Um dos motivos pelos quais o novo coronavírus é tão avassalador é o quanto ele pode sobreviver em algumas superfícies. De acordo com um estudo publicado na revista científica "New England Journal of Medicine", o microrganismo consegue resistir até 72 horas em superfícies de plástico ou aço inox, materiais muito comuns no dia a dia. O Sars-Cov-2 pode, portanto, permanecer em maçanetas, aparelhos eletrônicos, bancadas e assentos de transporte coletivo.


A mesma pesquisa revelou que as partículas do vírus podem durar cerca de três horas no ar - após um paciente contaminado espirrar, por exemplo -, e que também é eliminado nas fezes.


Ainda não há resultados conclusivos sobre o tempo de vida em tecidos e calçados, mas já recomenda-se retirar roupa e sapatos assim que chegar em casa. Da mesma forma, deve-se evitar usar a mesma roupa por mais de um dia. Superfícies devem ser limpas com frequência com álcool 70% ou água sanitária. A higiene – pessoal e dos ambientes - é uma grande aliada no combate ao novo coronavírus.

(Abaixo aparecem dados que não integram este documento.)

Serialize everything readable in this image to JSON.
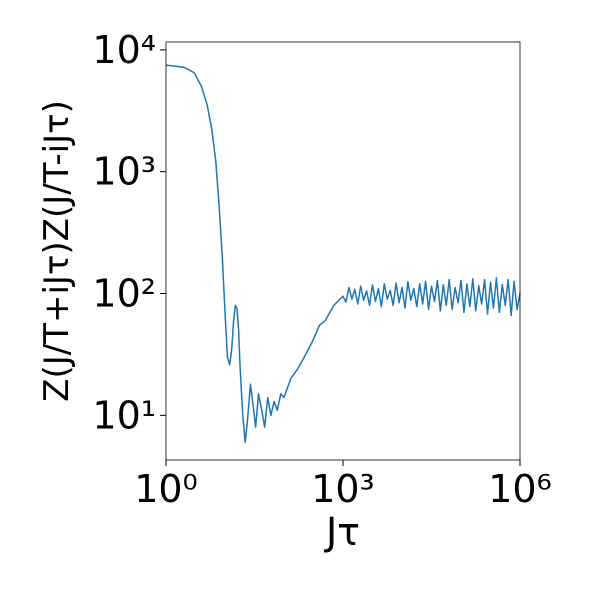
{
  "chart_data": {
    "type": "line",
    "xlabel": "Jτ",
    "ylabel": "Z(J/T+iJτ)Z(J/T-iJτ)",
    "log_x": true,
    "log_y": true,
    "xlim": [
      1,
      1000000
    ],
    "ylim": [
      4.3,
      11600
    ],
    "xticks": [
      {
        "value": 1,
        "label": "10⁰"
      },
      {
        "value": 1000,
        "label": "10³"
      },
      {
        "value": 1000000,
        "label": "10⁶"
      }
    ],
    "yticks": [
      {
        "value": 10,
        "label": "10¹"
      },
      {
        "value": 100,
        "label": "10²"
      },
      {
        "value": 1000,
        "label": "10³"
      },
      {
        "value": 10000,
        "label": "10⁴"
      }
    ],
    "x": [
      1,
      2,
      3,
      4,
      5,
      6,
      7,
      8,
      9,
      10,
      11,
      12,
      13,
      14,
      15,
      16,
      17,
      18,
      20,
      22,
      24,
      27,
      30,
      33,
      37,
      42,
      47,
      53,
      60,
      68,
      77,
      88,
      100,
      130,
      170,
      220,
      300,
      400,
      500,
      700,
      1000,
      1122,
      1259,
      1413,
      1585,
      1778,
      1995,
      2239,
      2512,
      2818,
      3162,
      3548,
      3981,
      4467,
      5012,
      5623,
      6310,
      7079,
      7943,
      8913,
      10000,
      11220,
      12589,
      14125,
      15849,
      17783,
      19953,
      22387,
      25119,
      28184,
      31623,
      35481,
      39811,
      44668,
      50119,
      56234,
      63096,
      70795,
      79433,
      89125,
      100000,
      112202,
      125893,
      141254,
      158489,
      177828,
      199526,
      223872,
      251189,
      281838,
      316228,
      354813,
      398107,
      446684,
      501187,
      562341,
      630957,
      707946,
      794328,
      891251,
      1000000
    ],
    "series": [
      {
        "name": "Z(J/T+iJτ)Z(J/T-iJτ)",
        "color": "#1f77b4",
        "values": [
          7500,
          7200,
          6500,
          5000,
          3500,
          2200,
          1200,
          500,
          200,
          70,
          30,
          26,
          35,
          60,
          80,
          75,
          50,
          25,
          10,
          6,
          9,
          18,
          12,
          8,
          15,
          11,
          8,
          14,
          10,
          13,
          11,
          15,
          14,
          20,
          24,
          30,
          40,
          55,
          60,
          80,
          95,
          85,
          112,
          90,
          108,
          82,
          115,
          88,
          105,
          80,
          118,
          86,
          110,
          78,
          120,
          90,
          106,
          80,
          122,
          84,
          112,
          76,
          125,
          88,
          110,
          78,
          120,
          82,
          126,
          74,
          115,
          86,
          128,
          72,
          118,
          80,
          130,
          74,
          112,
          84,
          128,
          70,
          120,
          78,
          132,
          72,
          116,
          82,
          130,
          68,
          124,
          76,
          134,
          70,
          118,
          80,
          130,
          66,
          126,
          74,
          100
        ]
      }
    ]
  }
}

Em um ponto, a ciência é unânime: portadores assintomáticos podem transmitir facilmente o Sars-Cov-2, e com a falta de testes para todos, muitas pessoas infectadas pelo vírus podem não receber o diagnóstico correto. Crianças frequentemente são vetores assintomáticos do vírus, e tamanha é a importância de mantê-las afastadas de pessoas no grupo de risco neste momento.


E em tempos de pânico, cresce a disseminação de notícias falsas sobre o novo coronavírus. Circula nas redes sociais, por exemplo, o boato de que vírus não resiste a altas temperaturas, o que não é verdade: apesar de ainda estar sendo estudado, cientistas afirmam que o Sars-Cov-2 está se comportando de maneira parecida em climas tropicais, como o brasileiro.


A OZZ Saúde vem orientado seus colaboradores sobre como lidar com a pandemia com base somente em informações dos órgãos oficiais de saúde. Esperamos que, seguindo as recomendações oficiais, possamos atravessar este momento da forma mais tranquila possível.